Assuming all the four valencies of carbon atom in propane pointing towards the corners of a regular tetrahedron; the distance (in $\overset{{}^\circ }{\mathop{A}}\,$) between the terminal carbon atoms in propane will be: (write the value of the nearest integer) Given: $C-C$ single bond length is 1.54 $\overset{{}^\circ }{\mathop{A}}\,$.

Answer 1

The 3 carbon chains of propane can have a cyclic structure. Due to this property of propane in this problem, the propane is assumed to be a cyclopropane, then by using trigonometric operations, the unknown values can be determined.

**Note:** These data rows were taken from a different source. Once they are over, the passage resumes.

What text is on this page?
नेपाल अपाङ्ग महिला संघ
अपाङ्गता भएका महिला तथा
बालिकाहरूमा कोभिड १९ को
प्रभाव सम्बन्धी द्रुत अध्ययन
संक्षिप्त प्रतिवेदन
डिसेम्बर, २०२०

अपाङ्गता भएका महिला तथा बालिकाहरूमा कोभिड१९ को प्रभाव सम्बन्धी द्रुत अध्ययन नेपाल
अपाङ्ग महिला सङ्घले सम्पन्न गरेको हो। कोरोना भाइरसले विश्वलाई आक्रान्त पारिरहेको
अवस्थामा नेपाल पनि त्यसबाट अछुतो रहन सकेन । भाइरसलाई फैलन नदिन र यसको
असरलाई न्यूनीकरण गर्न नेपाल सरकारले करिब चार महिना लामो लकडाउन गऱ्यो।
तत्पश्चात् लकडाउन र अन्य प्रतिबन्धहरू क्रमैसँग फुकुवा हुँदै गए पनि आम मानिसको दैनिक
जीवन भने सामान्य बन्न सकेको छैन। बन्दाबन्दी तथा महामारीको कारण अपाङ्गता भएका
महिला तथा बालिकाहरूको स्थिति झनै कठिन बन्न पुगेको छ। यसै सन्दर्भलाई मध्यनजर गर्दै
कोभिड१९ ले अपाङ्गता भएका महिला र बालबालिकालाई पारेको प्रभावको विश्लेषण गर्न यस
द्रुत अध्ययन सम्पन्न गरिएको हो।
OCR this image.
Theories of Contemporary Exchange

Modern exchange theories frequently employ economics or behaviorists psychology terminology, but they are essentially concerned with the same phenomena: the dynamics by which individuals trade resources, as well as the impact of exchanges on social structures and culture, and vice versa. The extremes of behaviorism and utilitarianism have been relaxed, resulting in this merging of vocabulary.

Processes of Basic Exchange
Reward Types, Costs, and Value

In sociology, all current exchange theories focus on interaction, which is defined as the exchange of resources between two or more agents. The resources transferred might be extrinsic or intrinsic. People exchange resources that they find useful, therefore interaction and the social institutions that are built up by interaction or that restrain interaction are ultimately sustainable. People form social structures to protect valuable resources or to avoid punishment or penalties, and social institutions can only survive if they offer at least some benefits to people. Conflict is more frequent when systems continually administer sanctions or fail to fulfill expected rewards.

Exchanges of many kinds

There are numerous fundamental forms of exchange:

Complete step-by-step answer: We have been given a propane molecule, with $C-C$ single bond length is 1.54 $\overset{{}^\circ }{\mathop{A}}\,$. We have to find the distance between the terminal carbon atoms. So, let's assume that the propane molecule is in the form of a triangle. With A and B as terminal carbon atoms, and Z as the middle carbon atom. So, the figure will be as follows,

As we know that C-C bond angle is $109{}^\circ 28'$, so the value of $\theta =109{}^\circ 28'$, and the lengths of ZB = ZA = 1.54 $\overset{{}^\circ }{\mathop{A}}\,$.
Now, $\dfrac{AO}{AZ}=\sin \left( \dfrac{\theta }{2} \right)$ = $\left( \dfrac{109{}^\circ 28'}{2} \right)$ = $\sin \,54{}^\circ 44'$ = $\sin \,54.73{}^\circ$ ,
Therefore, AO = 0.816 $\times$ AZ
AO = 0.816$\times$1.54
AO = 1.257$\overset{{}^\circ }{\mathop{A}}\,$
Now, as we know AB = 2AO, therefore,
AB = 2$\times$1.257$\overset{{}^\circ }{\mathop{A}}\,$
AB = 2.514$\overset{{}^\circ }{\mathop{A}}\,$
Hence, the distance between terminal carbon atoms is calculated to be 2.514$\overset{{}^\circ }{\mathop{A}}\,$.

Note: The value of the atomic distances is measured in angstrom$\overset{{}^\circ }{\mathop{A}}\,$, which is $1\overset{{}^\circ }{\mathop{A}}\,={{10}^{-8}}cm\,={{10}^{-10}}m$. The value of the sin of angle $54.73{}^\circ$is found to be 0.816.